Nachhaltigkeitsleitfaden für Krematorien

 
 
 

In den vergangenen zwanzig Jahren hat die Humankremation in Deutschland deutlich an Bedeutung gewonnen. Im Jahr 2020 wurden rund 75 % der Verstorbenen – etwa 735.000 der insgesamt 982.489 gestorbenen Menschen – in rund 160 Feuerbestattungsanlagen eingeäschert. Während die Einäscherung bis Ende der 1990er Jahre fast ausschließlich in kommunalen Krematorien stattfand, wird heute etwa die Hälfte der deutschen Krematorien privat betrieben.

Ein Blick hinter die Kulissen offenbart ein anderes Bild: Viele Krematorien verfehlen selbst die seit zwanzig Jahren problemlos einhaltbaren Grenzwerte der 27. Verordnung zur Durchführung des Bundes-Immissionsschutzgesetzes (BImSchV), obwohl diese mit moderner Technik und effizienter Betriebsführung mühelos unterschritten werden könnten. Diese Grenzwerte gelten längst als veraltet und wenig ambitioniert. Dennoch bleiben Verstöße meist ohne Konsequenzen für Anlagenbetrieb oder Anlagenbetreiber/-in. Da die Genehmigung oft nur nach Baurecht erfolgt und die zuständigen Aufsichtsbehörden häufig überfordert sind, ist eine Verbesserung dieser Situation kaum zu erwarten.

Neu errichtete Krematorien entsprechen im Gegensatz zu vielen veralteten kommunalen Anlagen sowie billig errichteten privaten Kleinanlagen in der Regel dem aktuellen Stand der Technik. Sie unterschreiten die gesetzlichen Grenzwerte oft um ein Vielfaches. Dies ist nicht nur auf den technologischen Fortschritt in der Kremations- und Rauchgasreinigungstechnik der letzten zwanzig Jahre zurückzuführen, sondern auch auf den hohen Anspruch privater Betreiber/-innen an Umweltschutz, Pietät und Würde. Diese Qualitätsstandards sollten in allen deutschen Krematorien zur Norm werden.

Die anhaltend wachsende Nachfrage nach Feuerbestattungen als Alternative zur Erdbestattung wird in den kommenden Jahren zu einer weiteren Zunahme der Einäscherungen führen. Selbst bei einer deutlichen Verschärfung der gesetzlichen Anforderungen kann diese steigende Nachfrage mit den bestehenden Anlagen bewältigt werden.

Und dennoch: Trotz des seit Jahren anhaltenden Trends zur Feuerbestattung wurden viele Krematorien weder an den aktuellen Stand der Technik angepasst noch halten sie die vorgeschriebenen Grenzwerte ein. Zudem bleiben die Potenziale zur Energieeinsparung weitgehend ungenutzt, sodass weder ein klimaverträglicher Umgang mit Treibhausgasemissionen noch ein nachhaltiger Einsatz begrenzter fossiler Ressourcen gewährleistet ist.
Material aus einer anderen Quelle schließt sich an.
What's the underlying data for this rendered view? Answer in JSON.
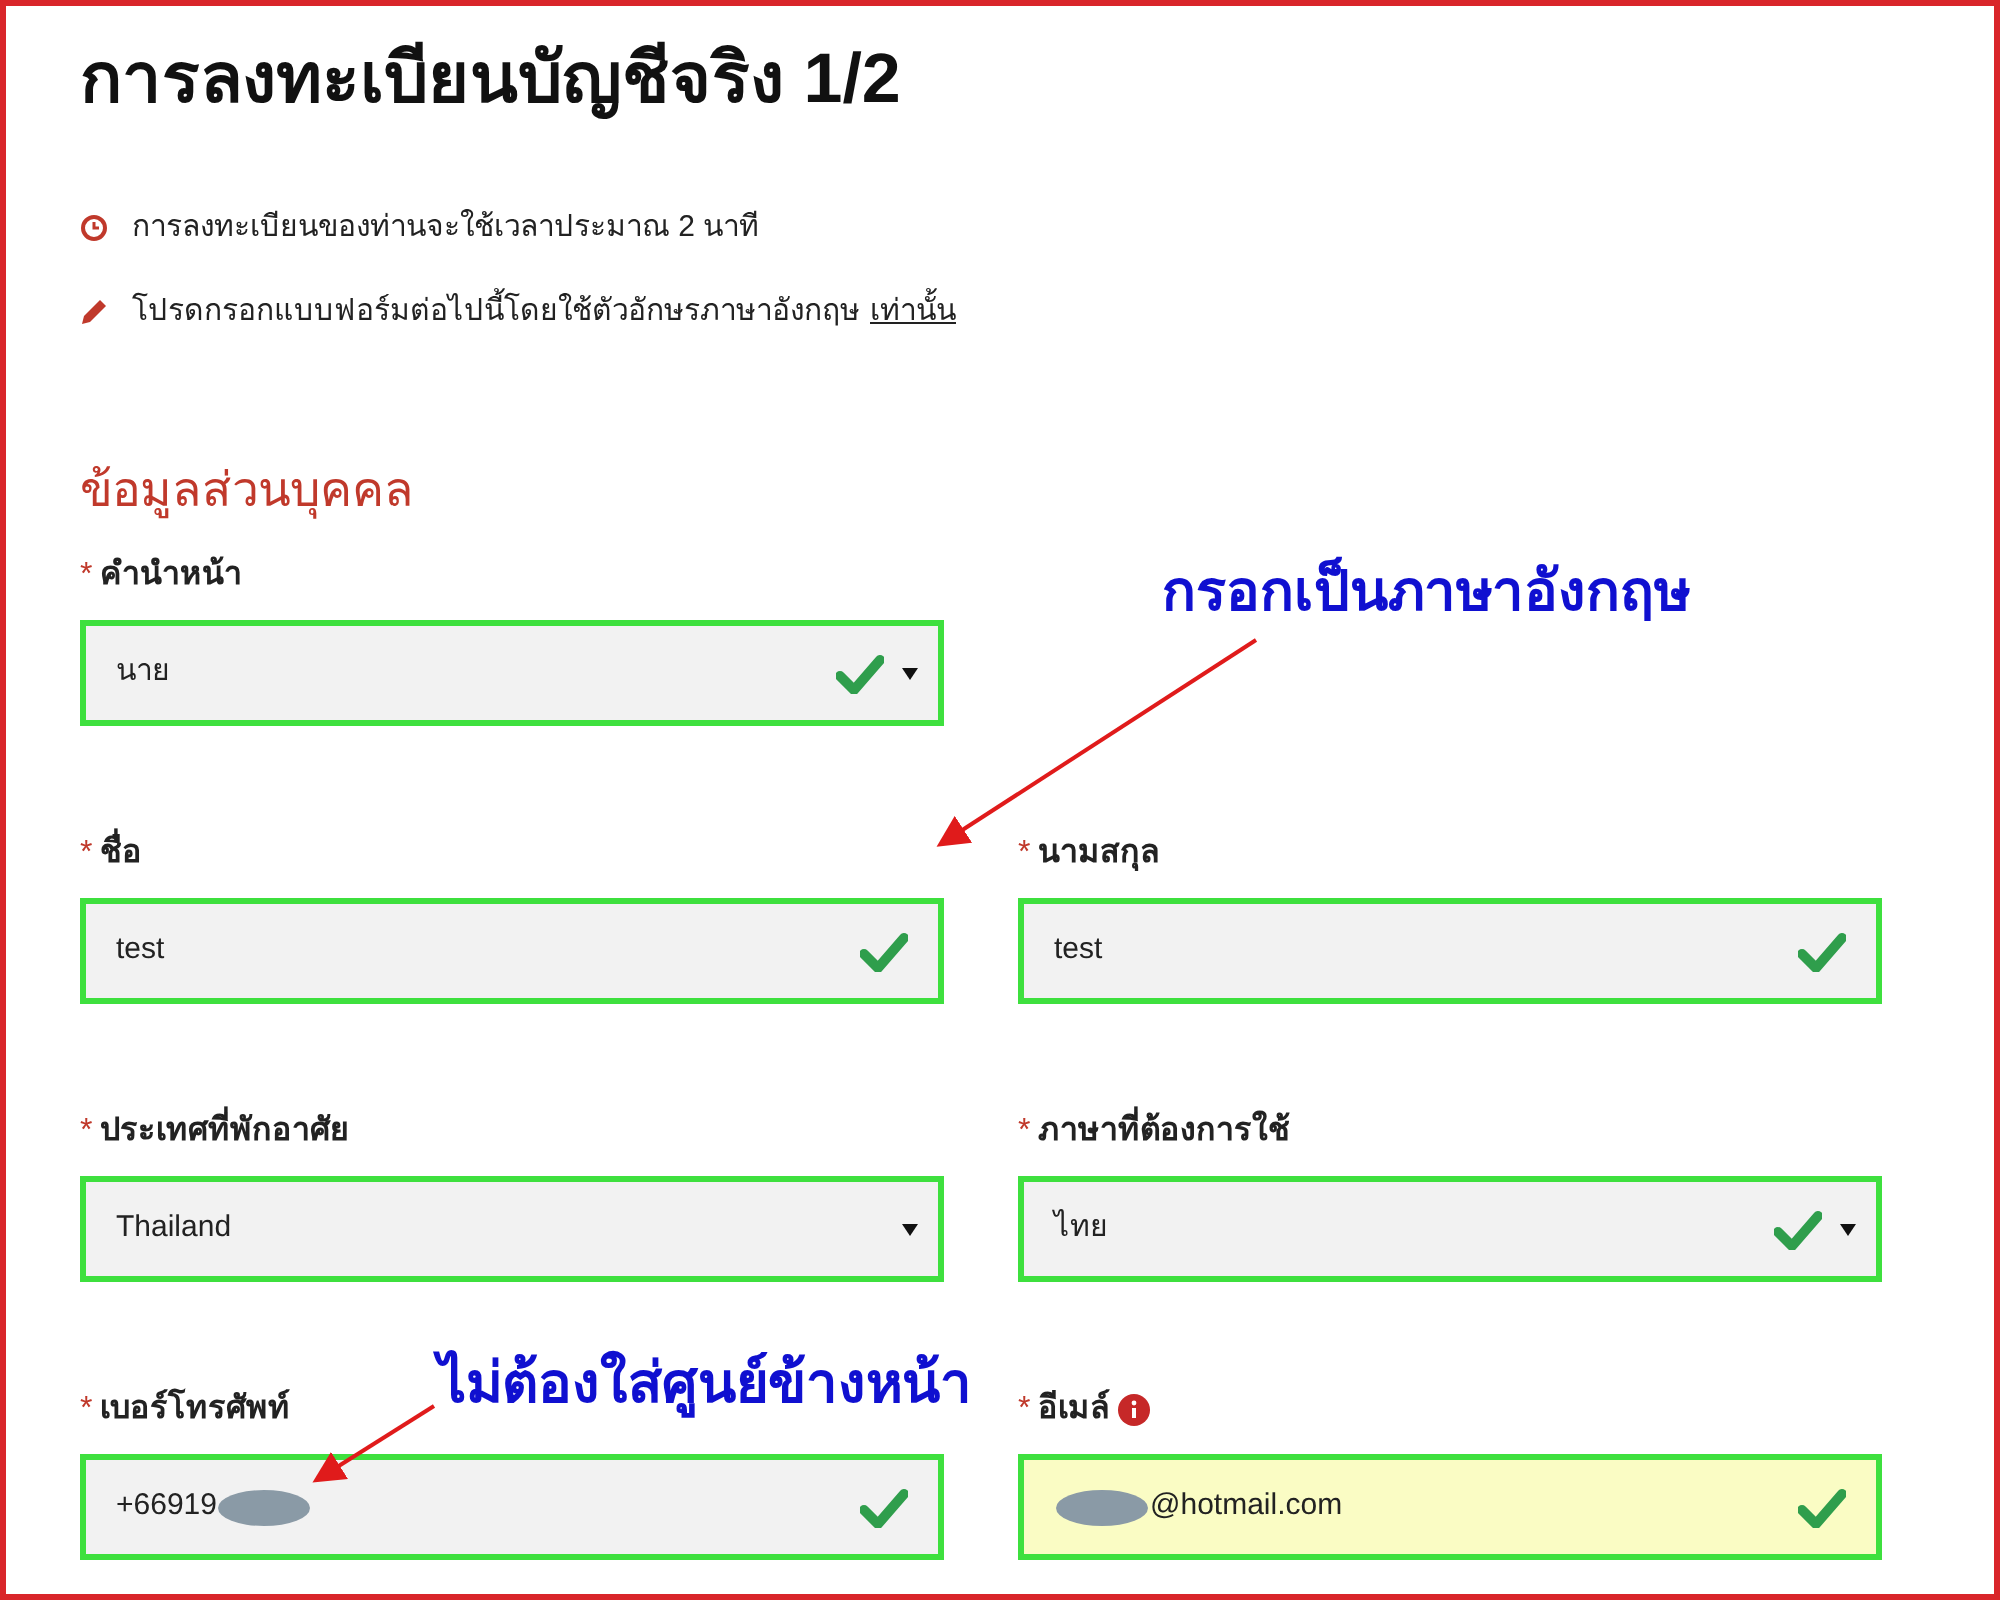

Der geplante Neubau moderner Feuerbestattungsanlagen stößt in der betroffenen Bevölkerung regelmäßig auf berechtigte und kritische Nachfragen – insbesondere zu möglichen Emissionen von Quecksilber, Dioxinen, Furanen und anderen Schadstoffen, die während der Einäscherung freigesetzt werden könnten. Die häufig mangelhafte umweltgerechte Betriebsführung, unzureichende Personalqualifikation und veraltete Technik in vielen kommunalen und privaten Krematorien verschärfen die ohnehin schwierige Situation zusätzlich.

 

Nachhaltigkeitsleitfaden für Krematorien

Um den wachsenden Anforderungen an Ökologie, Wirtschaftlichkeit und soziale Verantwortung gerecht zu werden, hat Wetando im Auftrag des Bundesverband Bestattungsbedarf e.V. für den Deutschen Nachhaltigkeitskodex (DNK) einen speziellen Branchenleitfaden für Humankrematorien in Deutschland entwickelt. Er dient als praxisnahe Orientierungshilfe, um nachhaltiger zu wirtschaften, betriebliche Abläufe zu optimieren und transparent über Nachhaltigkeitsmaßnahmen zu berichten. Mit diesem Leitfaden erhalten Krematorien ein wertvolles Instrument, um ihre Verantwortung für Mensch und Umwelt aktiv zu übernehmen und die Feuerbestattung in Deutschland nachhaltig zu gestalten.